街道熙熙攘攘,熱鬧聲響順著木窗傳入酒樓內。

在窗邊坐著的白胡子老頭收回目光,朝著同桌之人神神秘秘地說道。

“什麽事兒啊?”

別人順著他的話問下去, 他反而皺眉“嘖”了一聲:“你新來的吧?懂不懂規矩,這種事兒是能直接問的嗎?”

立即有人“嗤”了一聲:“神神道道的, 有話快說, 誰有時間在這兒捧你臭腳?”

“神神道道”的白胡子老頭耳朵很靈,這句話在嘈雜環境中自然沒有被他放過, 當即橫眉豎目,就要發作。

坐在另一邊的人瞧了眼眾人的表情,立即打圓場道:“好了好了,趙仙長你也是, 這麽重要的事兒, 就別賣關子了。”

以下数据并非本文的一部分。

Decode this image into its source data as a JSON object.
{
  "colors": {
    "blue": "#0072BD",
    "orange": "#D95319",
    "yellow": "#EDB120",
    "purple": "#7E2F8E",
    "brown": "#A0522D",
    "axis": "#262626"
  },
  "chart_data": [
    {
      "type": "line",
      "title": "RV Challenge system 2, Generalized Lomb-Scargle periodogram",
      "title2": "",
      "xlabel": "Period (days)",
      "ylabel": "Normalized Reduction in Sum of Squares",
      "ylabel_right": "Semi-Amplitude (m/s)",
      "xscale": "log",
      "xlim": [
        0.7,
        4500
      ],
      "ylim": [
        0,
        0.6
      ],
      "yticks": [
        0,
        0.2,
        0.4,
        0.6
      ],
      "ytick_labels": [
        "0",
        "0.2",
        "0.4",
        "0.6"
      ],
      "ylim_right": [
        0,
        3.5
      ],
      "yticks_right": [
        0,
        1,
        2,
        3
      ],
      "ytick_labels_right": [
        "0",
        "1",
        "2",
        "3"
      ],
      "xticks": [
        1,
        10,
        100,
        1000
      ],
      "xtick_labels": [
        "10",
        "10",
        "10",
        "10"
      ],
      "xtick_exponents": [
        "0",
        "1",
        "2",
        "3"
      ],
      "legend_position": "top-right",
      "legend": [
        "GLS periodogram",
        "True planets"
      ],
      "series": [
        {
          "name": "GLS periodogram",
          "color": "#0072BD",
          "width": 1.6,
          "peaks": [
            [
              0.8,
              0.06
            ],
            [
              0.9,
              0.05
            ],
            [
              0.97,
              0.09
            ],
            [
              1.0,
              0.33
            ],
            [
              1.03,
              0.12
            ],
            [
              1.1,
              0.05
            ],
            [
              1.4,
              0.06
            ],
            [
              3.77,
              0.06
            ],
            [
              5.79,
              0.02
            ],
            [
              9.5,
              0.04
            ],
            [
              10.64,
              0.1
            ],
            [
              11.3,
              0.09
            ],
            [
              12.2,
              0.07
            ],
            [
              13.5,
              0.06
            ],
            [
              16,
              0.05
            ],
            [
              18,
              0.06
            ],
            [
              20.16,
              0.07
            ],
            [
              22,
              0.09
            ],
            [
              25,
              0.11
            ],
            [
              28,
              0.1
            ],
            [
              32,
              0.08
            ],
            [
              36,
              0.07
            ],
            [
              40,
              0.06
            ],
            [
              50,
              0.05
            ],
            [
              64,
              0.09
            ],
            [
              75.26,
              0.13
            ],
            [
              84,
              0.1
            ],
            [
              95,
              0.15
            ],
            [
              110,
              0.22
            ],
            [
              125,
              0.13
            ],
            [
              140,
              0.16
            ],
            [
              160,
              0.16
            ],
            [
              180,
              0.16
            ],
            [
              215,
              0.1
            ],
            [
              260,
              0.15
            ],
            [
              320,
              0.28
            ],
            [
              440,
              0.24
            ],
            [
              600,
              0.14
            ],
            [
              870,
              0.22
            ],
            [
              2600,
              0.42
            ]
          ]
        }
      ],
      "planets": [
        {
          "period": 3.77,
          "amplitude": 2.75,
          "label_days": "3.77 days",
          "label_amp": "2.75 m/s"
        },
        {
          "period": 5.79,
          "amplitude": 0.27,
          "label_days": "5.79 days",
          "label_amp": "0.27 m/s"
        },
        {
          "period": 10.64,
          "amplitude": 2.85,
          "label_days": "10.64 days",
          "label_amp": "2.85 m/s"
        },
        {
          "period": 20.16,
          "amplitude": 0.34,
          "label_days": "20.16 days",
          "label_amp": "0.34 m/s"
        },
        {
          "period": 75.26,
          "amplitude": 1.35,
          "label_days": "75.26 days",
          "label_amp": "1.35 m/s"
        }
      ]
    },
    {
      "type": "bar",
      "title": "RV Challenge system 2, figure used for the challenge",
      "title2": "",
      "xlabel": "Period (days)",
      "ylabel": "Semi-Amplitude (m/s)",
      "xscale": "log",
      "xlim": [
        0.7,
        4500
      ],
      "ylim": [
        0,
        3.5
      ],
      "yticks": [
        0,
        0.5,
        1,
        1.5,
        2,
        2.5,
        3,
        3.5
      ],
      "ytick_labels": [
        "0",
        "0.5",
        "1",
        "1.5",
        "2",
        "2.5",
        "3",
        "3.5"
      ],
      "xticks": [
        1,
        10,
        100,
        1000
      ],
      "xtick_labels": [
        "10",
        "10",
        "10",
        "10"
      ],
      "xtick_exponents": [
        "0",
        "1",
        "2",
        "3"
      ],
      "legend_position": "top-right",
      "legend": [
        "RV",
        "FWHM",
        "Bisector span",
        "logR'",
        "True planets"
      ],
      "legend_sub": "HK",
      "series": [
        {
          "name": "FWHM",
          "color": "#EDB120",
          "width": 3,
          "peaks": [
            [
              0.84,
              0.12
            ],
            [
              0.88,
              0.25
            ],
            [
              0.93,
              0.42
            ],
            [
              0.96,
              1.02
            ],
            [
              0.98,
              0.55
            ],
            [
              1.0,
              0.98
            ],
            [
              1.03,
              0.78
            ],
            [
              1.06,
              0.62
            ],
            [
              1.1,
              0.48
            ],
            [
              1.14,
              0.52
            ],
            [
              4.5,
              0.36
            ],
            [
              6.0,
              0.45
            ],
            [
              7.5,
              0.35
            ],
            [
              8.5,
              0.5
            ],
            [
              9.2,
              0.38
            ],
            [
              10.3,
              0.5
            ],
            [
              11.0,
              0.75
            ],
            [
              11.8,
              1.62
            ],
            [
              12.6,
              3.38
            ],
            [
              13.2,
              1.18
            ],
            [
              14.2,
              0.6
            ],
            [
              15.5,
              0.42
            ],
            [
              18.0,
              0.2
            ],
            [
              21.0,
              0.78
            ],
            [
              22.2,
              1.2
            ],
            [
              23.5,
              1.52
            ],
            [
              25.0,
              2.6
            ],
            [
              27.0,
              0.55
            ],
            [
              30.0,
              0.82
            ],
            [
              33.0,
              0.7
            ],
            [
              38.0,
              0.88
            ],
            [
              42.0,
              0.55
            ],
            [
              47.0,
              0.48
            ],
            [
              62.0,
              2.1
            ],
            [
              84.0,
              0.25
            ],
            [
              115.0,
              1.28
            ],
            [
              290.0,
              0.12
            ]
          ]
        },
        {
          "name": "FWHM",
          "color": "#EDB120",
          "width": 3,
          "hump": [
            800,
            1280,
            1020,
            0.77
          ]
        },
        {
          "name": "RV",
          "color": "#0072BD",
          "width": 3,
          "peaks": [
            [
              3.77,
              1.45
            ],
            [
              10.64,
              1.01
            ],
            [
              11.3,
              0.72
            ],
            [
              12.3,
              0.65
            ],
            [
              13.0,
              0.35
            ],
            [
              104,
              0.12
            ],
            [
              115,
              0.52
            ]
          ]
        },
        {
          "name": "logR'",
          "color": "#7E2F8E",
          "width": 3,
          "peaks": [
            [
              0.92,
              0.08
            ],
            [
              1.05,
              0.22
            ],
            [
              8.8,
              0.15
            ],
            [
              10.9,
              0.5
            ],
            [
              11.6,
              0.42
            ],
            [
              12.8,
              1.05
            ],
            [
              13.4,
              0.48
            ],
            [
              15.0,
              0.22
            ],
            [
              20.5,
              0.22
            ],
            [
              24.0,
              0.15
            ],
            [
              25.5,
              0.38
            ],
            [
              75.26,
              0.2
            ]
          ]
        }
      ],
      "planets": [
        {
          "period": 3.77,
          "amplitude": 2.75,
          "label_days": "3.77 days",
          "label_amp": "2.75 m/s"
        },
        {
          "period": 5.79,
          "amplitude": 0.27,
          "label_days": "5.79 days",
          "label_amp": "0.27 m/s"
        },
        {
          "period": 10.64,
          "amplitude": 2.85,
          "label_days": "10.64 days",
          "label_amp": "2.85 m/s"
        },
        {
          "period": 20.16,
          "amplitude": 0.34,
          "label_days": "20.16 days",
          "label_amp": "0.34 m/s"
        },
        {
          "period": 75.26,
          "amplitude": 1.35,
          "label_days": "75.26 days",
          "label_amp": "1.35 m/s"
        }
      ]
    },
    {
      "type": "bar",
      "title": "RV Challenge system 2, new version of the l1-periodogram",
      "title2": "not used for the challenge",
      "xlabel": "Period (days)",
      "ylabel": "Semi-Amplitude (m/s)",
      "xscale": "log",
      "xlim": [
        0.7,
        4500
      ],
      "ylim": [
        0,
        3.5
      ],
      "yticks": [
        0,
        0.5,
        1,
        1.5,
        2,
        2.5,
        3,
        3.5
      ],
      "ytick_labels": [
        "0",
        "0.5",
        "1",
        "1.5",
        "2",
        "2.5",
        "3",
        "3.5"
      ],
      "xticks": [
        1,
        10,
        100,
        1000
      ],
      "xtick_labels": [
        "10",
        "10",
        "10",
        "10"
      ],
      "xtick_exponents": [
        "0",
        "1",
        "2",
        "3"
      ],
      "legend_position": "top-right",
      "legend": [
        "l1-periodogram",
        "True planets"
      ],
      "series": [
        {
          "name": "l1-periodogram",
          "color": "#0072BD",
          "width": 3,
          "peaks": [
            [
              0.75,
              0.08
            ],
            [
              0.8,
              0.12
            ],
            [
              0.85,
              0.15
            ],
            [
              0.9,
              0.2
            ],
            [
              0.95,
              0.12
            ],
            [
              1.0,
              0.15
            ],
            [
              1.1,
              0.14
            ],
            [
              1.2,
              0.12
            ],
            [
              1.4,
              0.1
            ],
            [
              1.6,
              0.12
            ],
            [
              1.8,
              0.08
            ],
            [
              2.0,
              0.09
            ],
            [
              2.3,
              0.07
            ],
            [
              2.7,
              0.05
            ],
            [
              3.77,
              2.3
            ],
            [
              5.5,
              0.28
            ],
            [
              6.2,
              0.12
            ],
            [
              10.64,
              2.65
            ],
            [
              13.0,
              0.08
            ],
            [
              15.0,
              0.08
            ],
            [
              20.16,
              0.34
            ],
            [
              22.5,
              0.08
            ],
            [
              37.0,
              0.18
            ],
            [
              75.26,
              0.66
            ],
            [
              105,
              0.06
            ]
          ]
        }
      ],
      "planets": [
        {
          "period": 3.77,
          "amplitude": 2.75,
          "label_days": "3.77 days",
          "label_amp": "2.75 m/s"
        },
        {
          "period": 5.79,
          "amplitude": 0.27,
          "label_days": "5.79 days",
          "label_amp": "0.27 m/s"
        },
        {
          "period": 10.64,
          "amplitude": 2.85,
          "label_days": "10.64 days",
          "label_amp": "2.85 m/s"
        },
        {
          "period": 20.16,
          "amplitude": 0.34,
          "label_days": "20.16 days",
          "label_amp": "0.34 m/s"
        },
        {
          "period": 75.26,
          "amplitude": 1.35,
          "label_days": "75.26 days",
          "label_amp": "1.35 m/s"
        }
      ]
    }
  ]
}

被稱為“趙仙長”的老頭“哼”了一聲,伸手摸了摸長到腰間的白胡子,瞪向剛才出言不遜的年輕人,悠悠開口道:“黃口小兒,有些事情不是你這種人可以知道的!”

雖然被人尊稱一聲“仙長”, 但怎麽看這臉上橫七豎八布滿溝壑的老頭,都無法將他和仙風道骨四個字聯系起來。

唯一能和“仙”沾點邊兒的, 大概只有那捧白胡子。順滑不毛躁, 純白而非花白,如若忽略胡子上那雙雞爪一樣幹瘦的手, 確實有那麽幾分仙氣飄飄的感覺。

據他人所說, 這個趙仙長真在門派裏當過幾天仙人。

先是做了幾天打雜的, 後來以外發現體內有雜靈根,就順理成章的成了門派的外門弟子。

當然, 做外門弟子的經歷算不上稀奇,只是這趙仙長走了狗屎運,進的是現下大名鼎鼎的問玄派。

而問玄派中的季淮,幾乎無人不知。

作為平頭老百姓來說,季淮就是天上星,水中月。只能通過傳聞來了解季淮的生平事跡,而據趙仙長自己所說,還受過季淮的讚揚。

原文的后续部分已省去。